While Recarte notes that vineyards are adaptive and products have consistently evolved, the EU needs to better consider environmental and market changes. He suggests that authorities can protect traditional wine-growing regions by considering a “qualitative legal framework” under which no-and-low alcohol products can be developed and offered to consumers while keeping them within the “wine family.”
“The sector has to realize that the challenge of the crisis is not that we are producing too much wine. It is because we cannot resonate with new consumers. It is because our traditional products do not adapt to drinking trends, and we are unable to communicate how these innovative products can meet expectations.”
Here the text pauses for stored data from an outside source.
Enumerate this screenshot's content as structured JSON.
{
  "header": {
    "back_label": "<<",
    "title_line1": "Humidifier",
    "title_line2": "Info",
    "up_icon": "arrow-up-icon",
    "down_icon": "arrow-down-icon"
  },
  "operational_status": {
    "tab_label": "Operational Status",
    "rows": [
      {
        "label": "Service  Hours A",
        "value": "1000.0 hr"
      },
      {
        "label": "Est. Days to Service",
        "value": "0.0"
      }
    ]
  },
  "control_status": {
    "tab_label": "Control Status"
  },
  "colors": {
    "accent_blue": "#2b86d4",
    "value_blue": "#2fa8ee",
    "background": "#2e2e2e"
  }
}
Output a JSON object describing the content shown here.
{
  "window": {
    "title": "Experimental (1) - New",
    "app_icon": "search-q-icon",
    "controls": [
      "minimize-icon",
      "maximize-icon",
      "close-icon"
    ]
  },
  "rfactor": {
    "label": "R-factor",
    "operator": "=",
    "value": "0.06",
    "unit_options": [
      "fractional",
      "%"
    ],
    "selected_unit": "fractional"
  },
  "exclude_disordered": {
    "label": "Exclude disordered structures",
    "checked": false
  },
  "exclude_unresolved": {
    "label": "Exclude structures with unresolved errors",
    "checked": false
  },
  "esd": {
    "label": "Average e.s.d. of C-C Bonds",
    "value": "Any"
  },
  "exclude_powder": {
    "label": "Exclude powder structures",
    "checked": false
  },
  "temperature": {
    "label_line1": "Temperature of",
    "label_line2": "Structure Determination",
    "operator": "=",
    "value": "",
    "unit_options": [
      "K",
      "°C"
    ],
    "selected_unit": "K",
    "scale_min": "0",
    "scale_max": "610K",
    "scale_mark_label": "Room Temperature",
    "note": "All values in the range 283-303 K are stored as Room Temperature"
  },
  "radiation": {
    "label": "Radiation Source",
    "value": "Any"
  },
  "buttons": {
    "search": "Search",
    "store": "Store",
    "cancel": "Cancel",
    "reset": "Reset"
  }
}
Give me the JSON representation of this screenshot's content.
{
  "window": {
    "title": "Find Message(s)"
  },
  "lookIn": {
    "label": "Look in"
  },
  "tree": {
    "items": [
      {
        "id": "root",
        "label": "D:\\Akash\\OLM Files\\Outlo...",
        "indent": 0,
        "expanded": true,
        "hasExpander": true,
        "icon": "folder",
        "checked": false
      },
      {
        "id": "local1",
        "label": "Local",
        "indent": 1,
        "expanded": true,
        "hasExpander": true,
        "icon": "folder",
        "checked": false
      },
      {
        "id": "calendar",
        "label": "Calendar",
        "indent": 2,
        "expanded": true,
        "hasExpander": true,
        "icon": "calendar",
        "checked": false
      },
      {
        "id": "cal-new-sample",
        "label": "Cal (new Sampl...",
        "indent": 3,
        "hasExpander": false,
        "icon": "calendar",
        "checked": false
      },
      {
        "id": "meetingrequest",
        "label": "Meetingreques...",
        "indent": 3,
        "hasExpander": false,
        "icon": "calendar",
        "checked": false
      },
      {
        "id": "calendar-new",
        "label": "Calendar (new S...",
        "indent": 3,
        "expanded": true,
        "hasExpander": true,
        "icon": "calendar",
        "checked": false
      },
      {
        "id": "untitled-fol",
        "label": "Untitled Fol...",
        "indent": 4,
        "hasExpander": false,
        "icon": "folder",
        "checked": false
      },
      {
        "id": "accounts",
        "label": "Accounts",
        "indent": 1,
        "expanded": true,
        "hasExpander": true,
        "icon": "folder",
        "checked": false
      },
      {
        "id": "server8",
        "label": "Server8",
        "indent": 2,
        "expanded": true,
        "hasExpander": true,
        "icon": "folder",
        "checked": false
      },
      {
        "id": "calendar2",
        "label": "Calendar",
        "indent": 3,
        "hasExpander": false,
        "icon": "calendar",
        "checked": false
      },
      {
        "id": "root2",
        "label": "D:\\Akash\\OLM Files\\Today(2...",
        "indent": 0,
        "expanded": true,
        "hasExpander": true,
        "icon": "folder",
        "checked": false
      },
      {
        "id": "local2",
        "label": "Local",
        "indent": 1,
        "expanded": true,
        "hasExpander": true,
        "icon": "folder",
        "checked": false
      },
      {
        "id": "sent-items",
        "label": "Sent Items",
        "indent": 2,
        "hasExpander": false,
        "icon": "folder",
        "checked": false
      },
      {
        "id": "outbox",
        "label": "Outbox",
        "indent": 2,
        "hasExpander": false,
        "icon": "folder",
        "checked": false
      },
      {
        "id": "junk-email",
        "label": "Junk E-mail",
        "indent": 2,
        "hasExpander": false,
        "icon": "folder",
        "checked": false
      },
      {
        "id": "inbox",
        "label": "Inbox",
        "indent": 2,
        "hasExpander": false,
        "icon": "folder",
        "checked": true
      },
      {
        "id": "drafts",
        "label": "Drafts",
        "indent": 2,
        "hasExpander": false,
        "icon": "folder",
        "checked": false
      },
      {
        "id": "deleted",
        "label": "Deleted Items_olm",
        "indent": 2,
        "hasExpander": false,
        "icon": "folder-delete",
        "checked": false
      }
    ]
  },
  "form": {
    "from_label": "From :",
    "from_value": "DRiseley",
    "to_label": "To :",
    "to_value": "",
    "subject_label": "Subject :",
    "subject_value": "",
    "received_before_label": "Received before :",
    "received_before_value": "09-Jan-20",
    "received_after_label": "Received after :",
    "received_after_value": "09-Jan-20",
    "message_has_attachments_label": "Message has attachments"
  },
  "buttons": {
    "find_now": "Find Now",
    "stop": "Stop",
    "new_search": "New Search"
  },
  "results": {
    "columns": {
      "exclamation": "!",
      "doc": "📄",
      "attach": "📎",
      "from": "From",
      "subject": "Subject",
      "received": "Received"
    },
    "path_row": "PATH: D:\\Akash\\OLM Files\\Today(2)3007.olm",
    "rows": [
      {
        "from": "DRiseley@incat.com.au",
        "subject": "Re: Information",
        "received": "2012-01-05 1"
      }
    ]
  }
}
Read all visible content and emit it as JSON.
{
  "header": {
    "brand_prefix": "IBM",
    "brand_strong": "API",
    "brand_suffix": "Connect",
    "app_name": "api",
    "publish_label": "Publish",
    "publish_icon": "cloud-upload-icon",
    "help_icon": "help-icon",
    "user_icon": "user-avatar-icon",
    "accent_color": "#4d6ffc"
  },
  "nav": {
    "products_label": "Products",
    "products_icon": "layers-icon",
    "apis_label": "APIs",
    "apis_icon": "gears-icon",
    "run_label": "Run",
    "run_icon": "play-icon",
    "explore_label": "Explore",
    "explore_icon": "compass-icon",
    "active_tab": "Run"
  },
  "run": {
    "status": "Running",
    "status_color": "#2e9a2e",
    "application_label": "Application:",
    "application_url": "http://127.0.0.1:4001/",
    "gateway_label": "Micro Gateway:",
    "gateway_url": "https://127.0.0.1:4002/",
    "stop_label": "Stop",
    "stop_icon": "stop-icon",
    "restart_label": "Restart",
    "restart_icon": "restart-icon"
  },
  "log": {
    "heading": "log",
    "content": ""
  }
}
Global trade tensions and domestic barriers increasingly affect wine exports and are expected to hit the sector harder. Currently, red tape and administrative costs make it “extremely difficult” for small wineries — which Recarte says form an overwhelming majority in market share — to execute cross-border sales.
“The second barrier to trade is Ireland, which adopted a new legislation on labeling last year that includes a health warning. Beyond the fact that we consider the health warning disproportionate, the main problem is that operators must produce labels specifically for the Irish market. Every time we need to change a label for a specific market, it’s a huge barrier as many of them prepare the labels without knowing wher the wine will be sold,” he continues.
Two long-standing trade barriers outside the EU have been brewing trouble for EU wine companies. According to Recarte, these need urgent fixing to secure the sector’s future.
“With the US, the conflict between Airbus and Boeing led to the US administration imposing tariffs on EU wines. We were not part of the problem but touched by it. Even though it’s not an existing trade barrier, the US administration can very easily activate it.”
“The other trade barrier is in India, which has an import tariff of 150% plus additional regional taxes. Looking at wher the wine market can grow, we know the US is relatively flat. We have a difficult situation in China, wher imports of wine have been decreasing since COVID-19. We realize that India presents huge opportunities as there is almost zero wine consumption, but the tariff is not allowing us in.”
Recarte maintains that international trade barriers aside, to secure the future of its wines, the EU must consider developing accessible e-commerce and a unique label for Europe for greater mobility.